国連人権擁護者特別報告官が「名誉毀損を刑法で処罰する制度が人権擁護活動を制約している」と指摘するなど、韓国の人権状況に対して広範囲に憂慮を表明した。
2週間の訪韓で人権実態を調査したマーガレット・セカギャ国連人権擁護者特別報告官は7日、ソウル中区のコリアナホテルで出国記者会見を行い、第1次調査結果と勧告事項を発表した。刑法上の名誉毀損罪と国家保安法が、人権活動の中心的な障害物と指摘された。
セカギャ特別報告官は韓国の名誉毀損罪に対して「(名誉毀損が)刑法33条で犯罪と規定され罰金と懲役刑を科されるため、人権擁護者が活動の過程で自己検閲をさせるなど、表現の自由を制約している」と明らかにした。 名誉毀損は民法上の損害賠償責任のみを求めるようにすることで、社会的弱者が人権弾圧を批判できる「議論の道」を広げられるとの趣旨だ。実際、西ヨーロッパの多くの国々は、刑法上の名誉毀損罪が存在しない。

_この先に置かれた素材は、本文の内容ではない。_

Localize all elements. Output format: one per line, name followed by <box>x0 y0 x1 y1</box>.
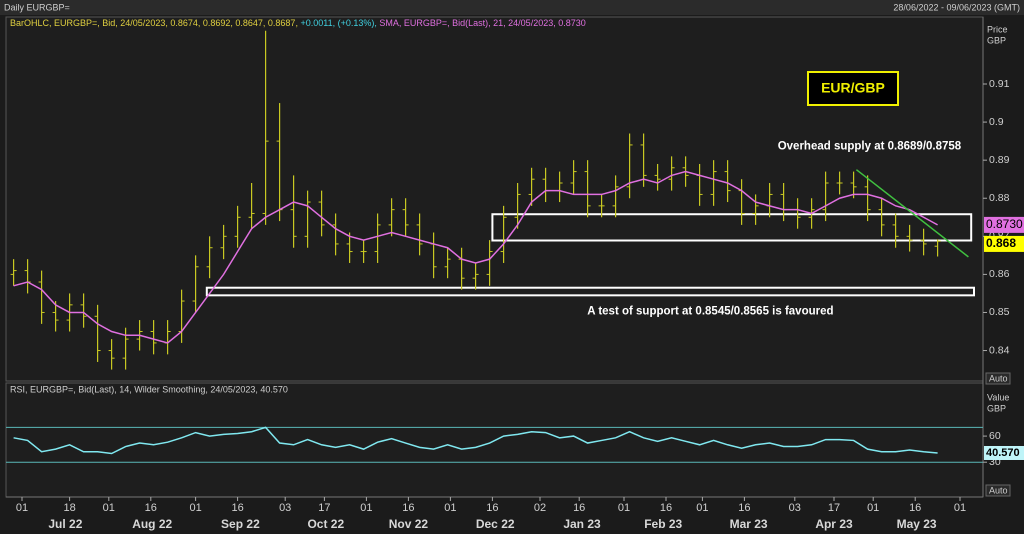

セカギャ特別報告官は国家保安法に対しても「政府の政策を批判する人権擁護者に、反政府団体との烙印を捺している」として、明らかな脅威がある時のみ厳格に適用することを注文した。
国家人権委員会にも落第点を付けた。セカギャ特別報告官は「人権委員会が人権擁護者をはじめとする多様な利害当事者の信頼を失い、人権増進や人権保護に重要な役割を果たせずにいる」として「独立性と専門性を確保しなければならない」と指摘した。
彼女はまた、密陽(ミリャン)送電塔建設反対の座り込みなどに言及して「現行の集会申告制は、平和的集会とデモを遮断する事実上の許可制」と批判した。文化放送(MBC)とYTN解雇記者に言及して、言論の状況についても憂慮を示した。
セカギャ特別報告官は先月27日に韓国を訪問して、警察庁、国家人権委員会、放送通信審議委員会など、政府機関と密陽送電塔座込現場、蔚山現代自動車鉄塔籠城現場などを訪問して人権実態を調査した。 セカギャ特別報告官は1次調査結果を基に最終報告書を作成し、来年3月にスイス・ジュネーブで開かれる第25回国連人権理事会に提出する予定だ。